Judges of the North Carolina Business Court, including the undersigned, may apply more exacting scrutiny hereafter to the scope of a proposed release of claims as balanced against the proposed settlement consideration to be received by the class and may be prepared to reject a proposed settlement which includes a release which is significantly broader than justified by the consideration gained for the class in the settlement.

In another footnote, the court noted its concern with the breadth of release in this case, but expressed reluctance to reject the settlement given the court’s precedent of approving similar settlements and a lack of objections.

Attorneys’ Fees Scrutinized by NC Business Court

Although Trulia was not adopted and applied in Newbridge, the court was highly critical of plaintiffs’ fee request and ultimately awarded about half of that requested. Plaintiffs’ counsel requested up to $274,537.12 attorneys' fees and $25,462.88 expenses. However, the court only awarded $135,000 in attorneys’ fees and the requested expenses based on its own experience in similar cases and its assessment of the value of the additional disclosures obtained. The court’s reasoning:

  • Rate was too high: the average attorney rate of $524.68 requested was higher than the hourly rate customarily charged in NC for similar services. Based on recent merger litigation, the court found typical fees charged in North Carolina for handling complex commercial litigation range from $250 to $450 per hour.
  • No Need for Non-NC Counsel: the work performed by counsel could have been performed fully by NC counsel and the Consolidated Action did not require Plaintiffs to retain counsel from outside North Carolina.
  • Marginally Beneficial Disclosures: the supplemental disclosures collectively were of only marginal benefit to the class, since there was no substantial evidence that any were significant to a reasonable shareholder's decision in voting on the proposed transaction. This led the Court to conclude that a fair and reasonable award of attorneys' fees should reflect the lower end of the NC attorney hourly rate range for complex business litigation.

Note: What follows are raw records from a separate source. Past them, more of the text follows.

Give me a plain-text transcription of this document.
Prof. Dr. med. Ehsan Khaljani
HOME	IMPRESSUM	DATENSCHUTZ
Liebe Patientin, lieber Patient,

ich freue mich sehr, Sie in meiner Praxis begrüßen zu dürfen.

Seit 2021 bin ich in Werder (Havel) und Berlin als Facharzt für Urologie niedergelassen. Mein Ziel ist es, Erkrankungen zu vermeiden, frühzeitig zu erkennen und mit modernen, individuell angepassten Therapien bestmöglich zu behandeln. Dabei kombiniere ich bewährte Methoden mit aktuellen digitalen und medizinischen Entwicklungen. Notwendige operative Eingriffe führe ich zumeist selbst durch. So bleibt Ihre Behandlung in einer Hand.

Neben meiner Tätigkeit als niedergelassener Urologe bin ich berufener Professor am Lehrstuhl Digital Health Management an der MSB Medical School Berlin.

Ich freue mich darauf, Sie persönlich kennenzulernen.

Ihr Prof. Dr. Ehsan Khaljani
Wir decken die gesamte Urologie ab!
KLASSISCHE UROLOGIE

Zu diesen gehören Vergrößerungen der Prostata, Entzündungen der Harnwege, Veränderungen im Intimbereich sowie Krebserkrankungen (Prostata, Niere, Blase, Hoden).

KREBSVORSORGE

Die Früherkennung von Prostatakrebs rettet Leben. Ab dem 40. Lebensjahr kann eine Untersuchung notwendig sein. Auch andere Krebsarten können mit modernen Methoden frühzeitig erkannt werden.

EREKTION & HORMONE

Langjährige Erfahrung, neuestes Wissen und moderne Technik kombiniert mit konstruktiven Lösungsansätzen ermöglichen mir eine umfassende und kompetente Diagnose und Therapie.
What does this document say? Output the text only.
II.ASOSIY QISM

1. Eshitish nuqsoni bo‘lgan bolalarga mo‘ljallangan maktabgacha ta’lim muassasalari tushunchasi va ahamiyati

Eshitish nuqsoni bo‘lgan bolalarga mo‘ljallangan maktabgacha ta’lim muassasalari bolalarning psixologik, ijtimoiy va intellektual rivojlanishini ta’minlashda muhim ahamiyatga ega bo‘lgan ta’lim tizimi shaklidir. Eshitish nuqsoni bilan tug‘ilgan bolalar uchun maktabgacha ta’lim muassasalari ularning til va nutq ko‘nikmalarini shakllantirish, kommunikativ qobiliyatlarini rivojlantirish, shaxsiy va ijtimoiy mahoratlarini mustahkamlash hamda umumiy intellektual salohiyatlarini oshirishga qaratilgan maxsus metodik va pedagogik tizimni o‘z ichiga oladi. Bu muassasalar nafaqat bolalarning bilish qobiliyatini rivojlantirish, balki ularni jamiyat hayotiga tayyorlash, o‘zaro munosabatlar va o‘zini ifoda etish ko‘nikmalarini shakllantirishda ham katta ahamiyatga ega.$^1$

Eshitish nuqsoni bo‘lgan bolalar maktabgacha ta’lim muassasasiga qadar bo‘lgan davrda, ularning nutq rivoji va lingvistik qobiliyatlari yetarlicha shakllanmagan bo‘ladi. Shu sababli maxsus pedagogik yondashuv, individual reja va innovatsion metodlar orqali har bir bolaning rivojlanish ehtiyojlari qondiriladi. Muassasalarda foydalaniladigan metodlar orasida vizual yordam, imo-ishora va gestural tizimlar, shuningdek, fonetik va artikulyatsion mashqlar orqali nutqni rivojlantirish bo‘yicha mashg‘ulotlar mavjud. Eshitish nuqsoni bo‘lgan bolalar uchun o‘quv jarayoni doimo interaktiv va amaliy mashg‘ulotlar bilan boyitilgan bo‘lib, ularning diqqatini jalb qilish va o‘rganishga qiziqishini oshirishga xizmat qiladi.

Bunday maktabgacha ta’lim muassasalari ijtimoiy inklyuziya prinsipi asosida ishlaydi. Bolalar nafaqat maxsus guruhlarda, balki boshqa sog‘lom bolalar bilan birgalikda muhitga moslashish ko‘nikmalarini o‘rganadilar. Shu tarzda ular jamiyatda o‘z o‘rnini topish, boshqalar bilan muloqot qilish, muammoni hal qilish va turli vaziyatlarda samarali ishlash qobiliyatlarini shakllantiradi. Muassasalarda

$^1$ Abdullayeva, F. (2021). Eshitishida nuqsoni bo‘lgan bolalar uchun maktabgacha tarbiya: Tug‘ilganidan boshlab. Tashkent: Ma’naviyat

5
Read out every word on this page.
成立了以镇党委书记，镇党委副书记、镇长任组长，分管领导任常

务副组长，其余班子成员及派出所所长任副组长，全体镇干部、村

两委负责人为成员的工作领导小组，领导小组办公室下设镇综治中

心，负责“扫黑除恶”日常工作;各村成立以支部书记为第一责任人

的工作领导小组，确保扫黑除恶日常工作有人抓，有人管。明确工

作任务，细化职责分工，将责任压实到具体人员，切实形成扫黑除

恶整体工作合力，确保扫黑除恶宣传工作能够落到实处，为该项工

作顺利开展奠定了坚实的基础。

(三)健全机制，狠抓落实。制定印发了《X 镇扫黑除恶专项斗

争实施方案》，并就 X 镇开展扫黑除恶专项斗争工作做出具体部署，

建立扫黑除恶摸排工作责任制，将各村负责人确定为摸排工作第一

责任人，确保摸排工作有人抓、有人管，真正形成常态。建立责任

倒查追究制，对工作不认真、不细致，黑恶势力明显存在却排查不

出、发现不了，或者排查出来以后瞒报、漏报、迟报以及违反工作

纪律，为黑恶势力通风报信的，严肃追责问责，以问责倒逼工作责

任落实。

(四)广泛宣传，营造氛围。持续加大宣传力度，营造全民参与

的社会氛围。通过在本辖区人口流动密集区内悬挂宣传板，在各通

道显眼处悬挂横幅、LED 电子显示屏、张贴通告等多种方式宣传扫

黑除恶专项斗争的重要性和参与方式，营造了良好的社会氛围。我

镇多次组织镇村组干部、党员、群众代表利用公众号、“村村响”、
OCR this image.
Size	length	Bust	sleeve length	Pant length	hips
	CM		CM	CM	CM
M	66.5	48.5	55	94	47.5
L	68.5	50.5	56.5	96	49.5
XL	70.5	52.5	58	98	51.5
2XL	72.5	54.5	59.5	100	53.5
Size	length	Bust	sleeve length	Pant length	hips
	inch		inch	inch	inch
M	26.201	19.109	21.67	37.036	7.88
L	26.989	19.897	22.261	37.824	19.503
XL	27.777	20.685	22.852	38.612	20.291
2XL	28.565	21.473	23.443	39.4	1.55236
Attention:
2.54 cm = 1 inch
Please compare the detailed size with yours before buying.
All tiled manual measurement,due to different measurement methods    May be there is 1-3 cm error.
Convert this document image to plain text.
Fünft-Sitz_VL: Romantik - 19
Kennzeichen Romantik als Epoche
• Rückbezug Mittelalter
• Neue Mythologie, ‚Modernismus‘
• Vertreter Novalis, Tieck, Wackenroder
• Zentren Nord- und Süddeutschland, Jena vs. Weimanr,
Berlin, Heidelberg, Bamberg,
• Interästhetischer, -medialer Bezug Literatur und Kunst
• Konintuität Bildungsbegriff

What Does Heightened Scrutiny Mean?

Should North Carolina courts adopt a heightened standard based on Trulia, parties will need to be careful in balancing the desire to obtain a quick and favorable settlement with the risk of the settlement being rejected by the court because it either achieves no material benefit for the plaintiff class or absolves defendants of liability for a broad array of unrelated claims. Plaintiffs and their counsel must carefully assess their strategy and investment in litigating merger-related class actions, including details such as whether to use out-of-state counsel in North Carolina courts and whether to challenge a pending merger at all if the only possible remedy would be additional disclosures that are questionably material. The possibility of having to take class actions to trial if proposed settlements are not approved seems a daunting prospect for companies embroiled in merger-related litigation. These companies can take some solace in the fact that plaintiffs’ counsel is less likely to file frivolous litigation if their fees are less likely to be approved under the heightened standard. It is possible that Trulia’s reach will lead to a notable decline in the number of lawsuits challenging proposed mergers. Companies should brace themselves, however, for the reality that the more narrowly tailored releases they will need to agree to will leave them exposed to potential litigation that formerly could be disposed of through these disclosure-only settlements.